Published in The Lancet Oncology, the study analyzed the scans of 80,000 Swedish women with a moderate hereditary risk of breast cancer who had undergone a mammogram between April 2021 and July 2022. Half of these scans were read by AI and then a radiologist to double-check the findings. The second group of scans was read by two researchers without the help of AI. (Currently, the standard of care across Europe is to have two radiologists analyze a scan before diagnosing a patient with breast cancer.)

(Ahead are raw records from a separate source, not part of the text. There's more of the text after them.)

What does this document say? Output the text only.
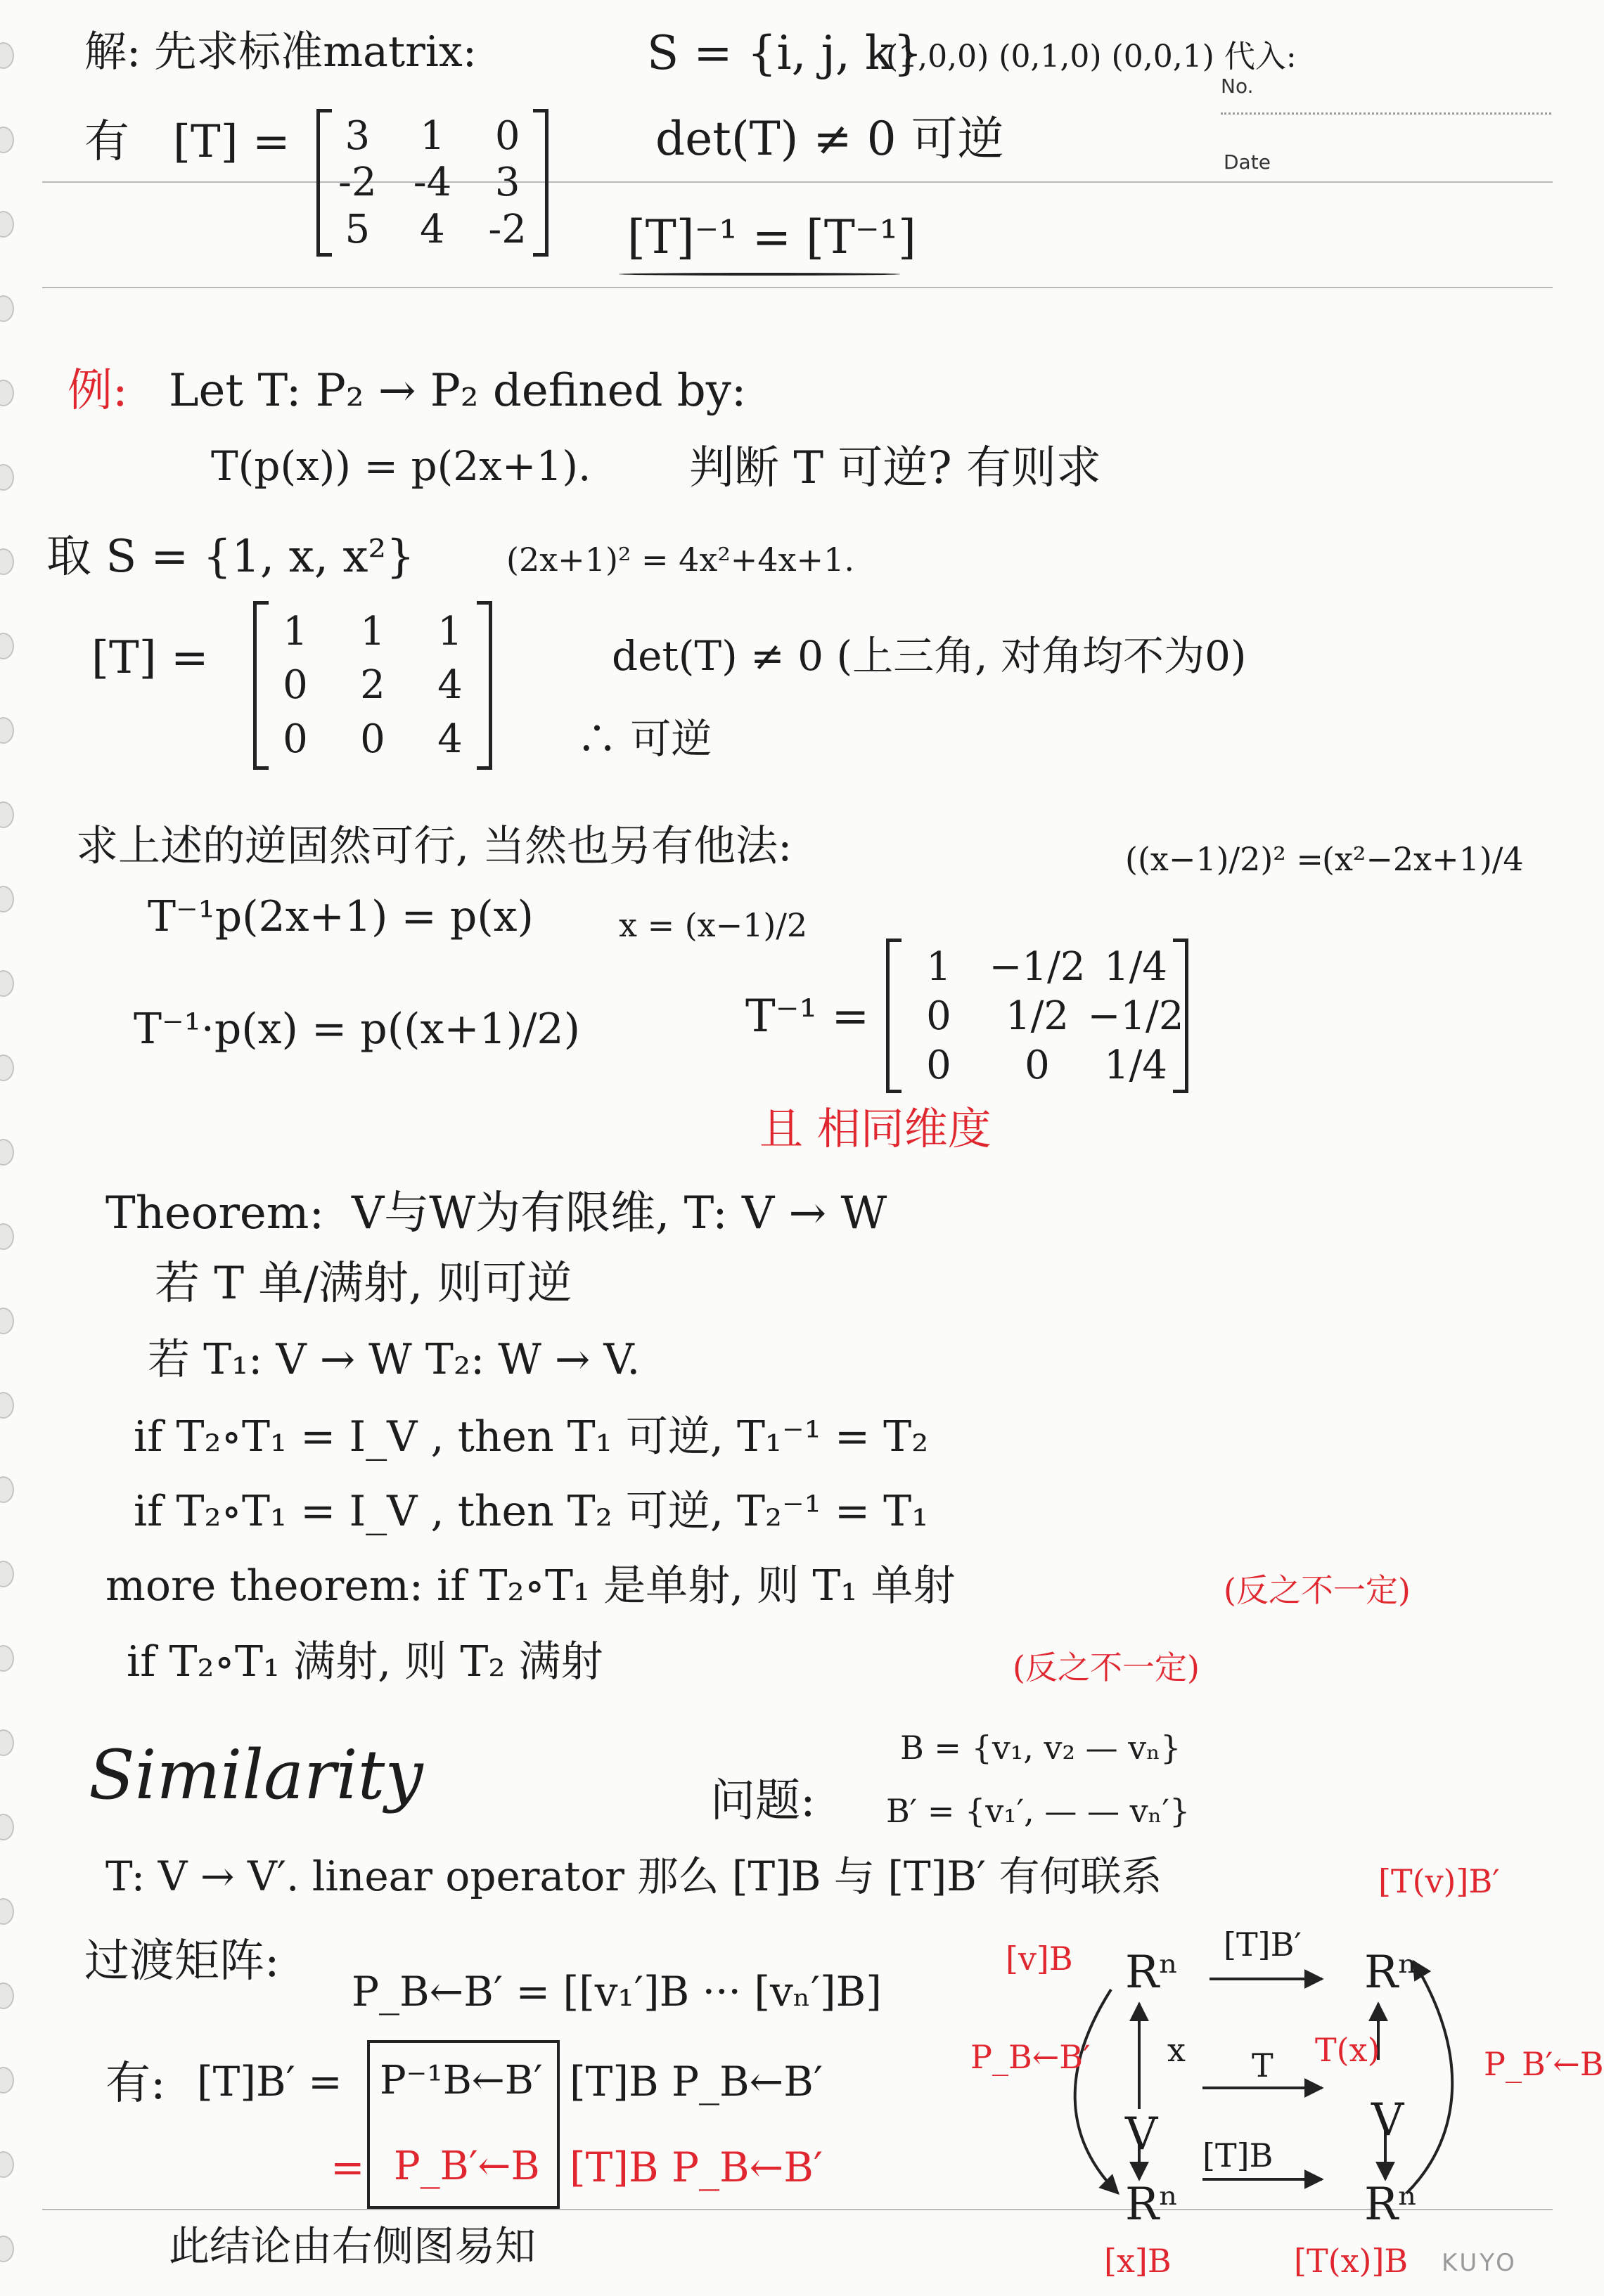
No.
Date
解: 先求标准matrix:	S = {i, j, k}
(1,0,0) (0,1,0) (0,0,1) 代入:
有 [T] =	3	1	0
-2 -4	3
5	4	-2
det(T) ≠ 0 可逆
[T]⁻¹ = [T⁻¹]
例: Let T: P₂ → P₂ defined by:
T(p(x)) = p(2x+1). 判断 T 可逆? 有则求
取 S = {1, x, x²}	(2x+1)² = 4x²+4x+1.
[T] =
1	1	1
0	2	4
0	0	4
det(T) ≠ 0 (上三角, 对角均不为0)
∴ 可逆
求上述的逆固然可行, 当然也另有他法:	((x−1)/2)² =
(x²−2x+1)/4
T⁻¹p(2x+1) = p(x)	x = (x−1)/2
T⁻¹·p(x) = p((x+1)/2)	T⁻¹ =
1 −1/2 1/4
0	1/2 −1/2
0	0	1/4
且 相同维度
Theorem: V与W为有限维, T: V → W
若 T 单/满射, 则可逆
若 T₁: V → W T₂: W → V.
if T₂∘T₁ = I_V , then T₁ 可逆, T₁⁻¹ = T₂
if T₂∘T₁ = I_V , then T₂ 可逆, T₂⁻¹ = T₁
more theorem: if T₂∘T₁ 是单射, 则 T₁ 单射	(反之不一定)
if T₂∘T₁ 满射, 则 T₂ 满射	(反之不一定)
Similarity	问题:
B = {v₁, v₂ — vₙ}
B′ = {v₁′, — — vₙ′}
T: V → V′. linear operator 那么 [T]B 与 [T]B′ 有何联系	[T(v)]B′
过渡矩阵:
P_B←B′ = [[v₁′]B ··· [vₙ′]B]
有: [T]B′ = P⁻¹B←B′ [T]B P_B←B′
= P_B′←B [T]B P_B←B′
此结论由右侧图易知
[v]B Rⁿ
[T]B′
Rⁿ
P_B←B′ x T T(x)	P_B′←B
V	V
Rⁿ
[T]B
Rⁿ
[x]B	[T(x)]B KUYO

The study showed that the AI group detected cancer in 6 out of every 1,000 scans, while the radiologists detected cancer in 5 per 1,000 scans. In other words, AI found 20 percent more cancers than the highly-trained radiologists.
Scientists have been using MRI images (like the ones pictured here) to train artificial intelligence to detect cancers earlier and with more accuracy. Here, MIT's AI system, MIRAI, looks for patterns in a patient's mammograms to detect breast cancer earlier than ever before. news.mit.edu
But even though the AI was better able to pinpoint cancer on an image, it doesn’t mean radiologists will soon be out of a job. Dr. Laura Heacock, a breast radiologist at NYU, said in an interview with CNN that radiologists do much more than simply screening mammograms, and that even well-trained technology can make errors. “These tools work best when paired with highly-trained radiologists who make the final call on your mammogram. Think of it as a tool like a stethoscope for a cardiologist.”
AI is still an emerging technology, but more and more doctors are using them to detect different cancers. For example, researchers at MIT have developed a program called MIRAI, which looks at patterns in patient mammograms across a series of scans and uses an algorithm to model a patient's risk of developing breast cancer over time. The program was "trained" with more than 200,000 breast imaging scans from Massachusetts General Hospital and has been tested on over 100,000 women in different hospitals across the world. According to MIT, MIRAI "has been shown to be more accurate in predicting the risk for developing breast cancer in the short term (over a 3-year period) compared to traditional tools." It has also been able to detect breast cancer up to five years before a patient receives a diagnosis.
The challenges for cancer-detecting AI tools now is not just accuracy. AI tools are also being challenged to perform consistently well across different ages, races, and breast density profiles, particularly given the increased risks that different women face. For example, Black women are 42 percent more likely than white women to die from breast cancer, despite having nearly the same rates of breast cancer as white women. Recently, an FDA-approved AI device for screening breast cancer has come under fire for wrongly detecting cancer in Black patients significantly more often than white patients.
As AI technology improves, radiologists will be able to accurately scan a more diverse set of patients at a larger volume than ever before, potentially saving more lives than ever.